The Illusion of Stronger Earnings

Consider this: you earn $1,000. With average U.S. inflation hovering around 5% in recent years, the purchasing power of that amount drops to roughly $950 within a year. Convert that into Indian rupees, and the impact of currency depreciation becomes apparent—the INR typically loses 4–5% of its value against the USD annually. What you gain in dollar terms can quietly erode in real terms.

Rising Income, Shrinking Gains

Some may argue that Indian salaries are rising faster. While that trend held true in the past, Kaushik emphasizes that it’s no longer a dependable pattern. “How many of you are still receiving 10% annual raises?” he asks. Even if you are among the few, rising tax burdens—both direct and indirect—continue to eat into those gains.

The result? A slow, silent squeeze on savings. India’s savings-to-GDP ratio has dropped to its lowest point in 50 years, despite a growing workforce. More people are earning, but fewer are retaining wealth.

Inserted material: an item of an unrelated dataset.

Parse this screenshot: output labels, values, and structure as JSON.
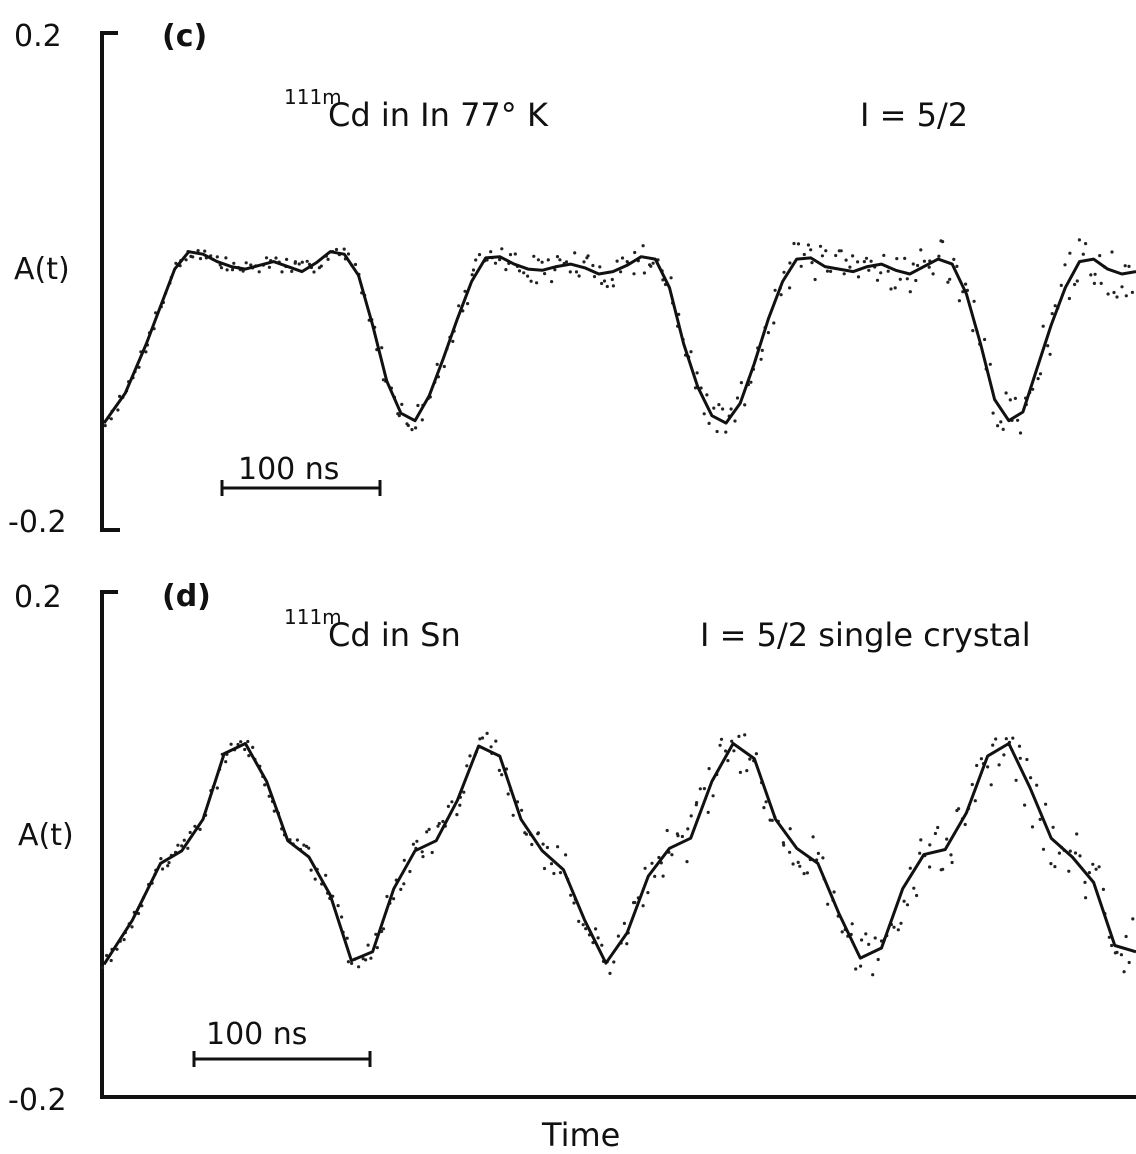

A Deeper Economic Undercurrent

Over the past decade, the U.S. dollar itself has lost around 35% of its value due to inflation. Meanwhile, the Indian rupee has faced a consistent annual depreciation of 3–5%. The causes are multifaceted: higher interest rate differentials, a persistently strong dollar, India’s trade and current account deficits, and foreign capital outflows—all putting downward pressure on the rupee.

The Real-World Impact

Consumers are already feeling the pinch. Imported goods are more expensive. Travel abroad is no longer as affordable. And for Indian investors, maintaining real returns that outpace inflation and currency depreciation is becoming increasingly difficult.

Kaushik’s message is clear and cautionary: income alone does not define wealth. What truly matters is net retention. “Are you genuinely building wealth,” he asks, “or merely running harder on the same treadmill?”

In a global economy filled with hidden costs and silent deductions, the difference between financial comfort and financial freedom lies not in how much you earn—but in how much you keep.